New electronic learning tools have made little difference in these testing times. Used extensively for assignments and evaluations during the course of the learning process, they do not satisfy the basic requirements for a final examination. They are still not identity- and copy-proof.

Indeed, you can require distance students to turn on their webcam for the duration of the examination. But what if the device blacks out during the allotted time? Is the attempt invalidated? This question looms high over any technical setback during the test and holds legal repercussions.

The point of assuring the individuality and originality of the answers is, if possible, even more tricky. A webcam cannot detect a second laptop placed tactically outside its visual field, much less pages of a book or an all too helpful uncle. I have read about examiners who are scanning the students’ eye movements to make sure that no undue wanderings outside the screen occur. Imagine the stress involved in this level of control. No wonder many institutions have abandoned the pursuit of organizing exams online and returned to actual sessions.
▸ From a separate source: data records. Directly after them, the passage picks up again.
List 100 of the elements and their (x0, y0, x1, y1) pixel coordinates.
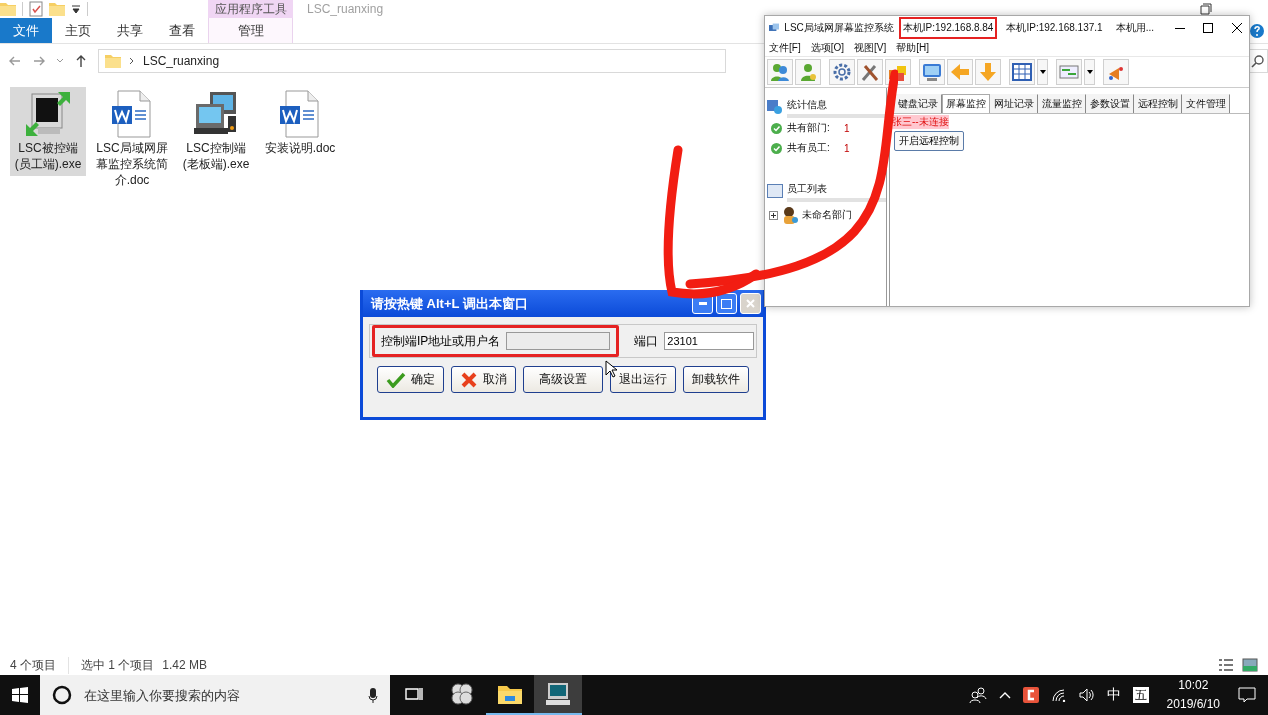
toolbar-button[interactable] (795, 59, 821, 85)
dropdown-icon[interactable] (71, 4, 81, 14)
ribbon-tab[interactable]: 文件 (0, 18, 52, 43)
tiles-view-icon[interactable] (1242, 658, 1258, 672)
search-input[interactable]: 在这里输入你要搜索的内容 (82, 686, 358, 704)
tab[interactable]: 远程控制 (1134, 94, 1182, 113)
tab[interactable]: 流量监控 (1038, 94, 1086, 113)
stat-value: 1 (844, 122, 850, 134)
windows-icon (12, 687, 28, 703)
toolbar-button[interactable] (829, 59, 855, 85)
field-label: 端口 (634, 332, 659, 350)
task-view-icon[interactable] (405, 686, 423, 702)
window-title: LSC局域网屏幕监控系统 (784, 21, 894, 35)
file-item[interactable]: 安装说明.doc (262, 87, 338, 161)
caret-icon (1039, 70, 1046, 74)
monitor-icon (921, 61, 943, 83)
file-name: LSC被控端(员工端).exe (13, 140, 83, 173)
cortana-icon (52, 685, 72, 705)
details-view-icon[interactable] (1218, 658, 1234, 672)
input-mode-indicator[interactable]: 中 (1106, 686, 1121, 704)
mouse-cursor-icon (605, 360, 617, 378)
toolbar-button[interactable] (1009, 59, 1035, 85)
tab[interactable]: 参数设置 (1086, 94, 1134, 113)
taskbar-search[interactable]: 在这里输入你要搜索的内容 (40, 675, 390, 715)
ribbon-tab[interactable]: 管理 (208, 18, 293, 43)
caret-icon (1086, 70, 1093, 74)
tab[interactable]: 屏幕监控 (942, 94, 990, 113)
volume-icon[interactable] (1078, 688, 1095, 702)
file-item[interactable]: LSC局域网屏幕监控系统简介.doc (94, 87, 170, 193)
document-icon (110, 90, 154, 138)
dialog-button[interactable]: 取消 (451, 366, 516, 393)
tab[interactable]: 键盘记录 (894, 94, 942, 113)
dialog-button[interactable]: 卸载软件 (683, 366, 749, 393)
notification-icon[interactable] (1238, 687, 1256, 703)
arrow-left-icon (949, 61, 971, 83)
chevron-up-icon[interactable] (998, 691, 1011, 699)
selection-count: 选中 1 个项目 (81, 656, 155, 674)
menu-item[interactable]: 选项[O] (810, 41, 844, 55)
menu-item[interactable]: 视图[V] (854, 41, 887, 55)
file-item[interactable]: LSC被控端(员工端).exe (10, 87, 86, 177)
maximize-icon (1203, 23, 1214, 33)
ime-indicator[interactable]: 五 (1132, 687, 1149, 703)
menu-item[interactable]: 文件[F] (769, 41, 801, 55)
check-icon (386, 371, 406, 388)
up-icon[interactable] (74, 54, 88, 68)
toolbar-button[interactable] (1103, 59, 1129, 85)
checklist-icon[interactable] (29, 1, 43, 17)
address-bar[interactable]: LSC_ruanxing (98, 49, 726, 73)
minimize-icon (1174, 27, 1185, 29)
close-icon (1232, 23, 1243, 33)
folder-icon[interactable] (498, 684, 522, 704)
forward-icon[interactable] (32, 54, 46, 68)
ribbon-tab[interactable]: 查看 (156, 18, 208, 43)
folder-icon (105, 54, 121, 68)
input-field[interactable]: 23101 (664, 332, 755, 350)
file-name: LSC局域网屏幕监控系统简介.doc (96, 140, 168, 189)
arrow-down-icon (977, 61, 999, 83)
toolbar-button[interactable] (919, 59, 945, 85)
ribbon-tab[interactable]: 共享 (104, 18, 156, 43)
pinwheel-icon[interactable] (450, 682, 474, 706)
restore-icon[interactable] (1200, 3, 1212, 15)
dropdown-button[interactable] (1084, 59, 1095, 85)
clock[interactable]: 10:02 2019/6/10 (1166, 676, 1220, 714)
selection-size: 1.42 MB (162, 658, 208, 672)
wifi-icon[interactable] (1050, 688, 1067, 702)
help-icon[interactable] (1250, 23, 1264, 38)
check-icon (771, 122, 782, 134)
tree-label: 未命名部门 (802, 208, 852, 222)
chevron-down-icon[interactable] (56, 58, 64, 64)
computer-icon[interactable] (545, 682, 571, 706)
ip-label: 本机IP:192.168.137.1 (1005, 21, 1104, 35)
tab[interactable]: 网址记录 (990, 94, 1038, 113)
dialog-title: 请按热键 Alt+L 调出本窗口 (371, 294, 529, 313)
dialog-button[interactable]: 高级设置 (523, 366, 603, 393)
file-name: LSC控制端(老板端).exe (181, 140, 251, 173)
stat-label: 共有部门: (787, 121, 831, 135)
dropdown-button[interactable] (1037, 59, 1048, 85)
gear-icon (831, 61, 853, 83)
stat-value: 1 (844, 142, 850, 154)
taskbar-app[interactable] (534, 675, 582, 715)
field-label: 控制端IP地址或用户名 (381, 332, 501, 350)
file-name: 安装说明.doc (264, 140, 336, 157)
close-icon (746, 299, 755, 308)
input-field[interactable] (506, 332, 611, 350)
section-title: 员工列表 (787, 180, 886, 202)
tab[interactable]: 文件管理 (1182, 94, 1230, 113)
dialog-button[interactable]: 确定 (377, 366, 444, 393)
back-icon[interactable] (8, 54, 22, 68)
ribbon-tab[interactable]: 主页 (52, 18, 104, 43)
app-tray-icon[interactable] (1022, 687, 1039, 703)
tree-item[interactable]: 未命名部门 (765, 202, 886, 224)
path-segment[interactable]: LSC_ruanxing (143, 54, 220, 68)
window-title: LSC_ruanxing (307, 2, 384, 16)
dialog-button[interactable]: 退出运行 (610, 366, 676, 393)
remote-control-button[interactable]: 开启远程控制 (894, 131, 964, 151)
menu-item[interactable]: 帮助[H] (896, 41, 930, 55)
toolbar-button[interactable] (857, 59, 883, 85)
context-group-label: 应用程序工具 (208, 0, 293, 18)
file-item[interactable]: LSC控制端(老板端).exe (178, 87, 254, 177)
monitor-arrows-icon (24, 90, 72, 138)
Let me move on to the broad and more acute problem of plagiarism, present in all forms of education today and exponentially so in elearning. Of course, one can install plagiarism detection software that will cut each assignment nicely in two percentages, original and copy. It is probably an indispensable tool in higher education. But how to explain what plagiarism is to young people who always had this wealth of information at their fingertips? Is the concept of plagiarism itself not due for a revision?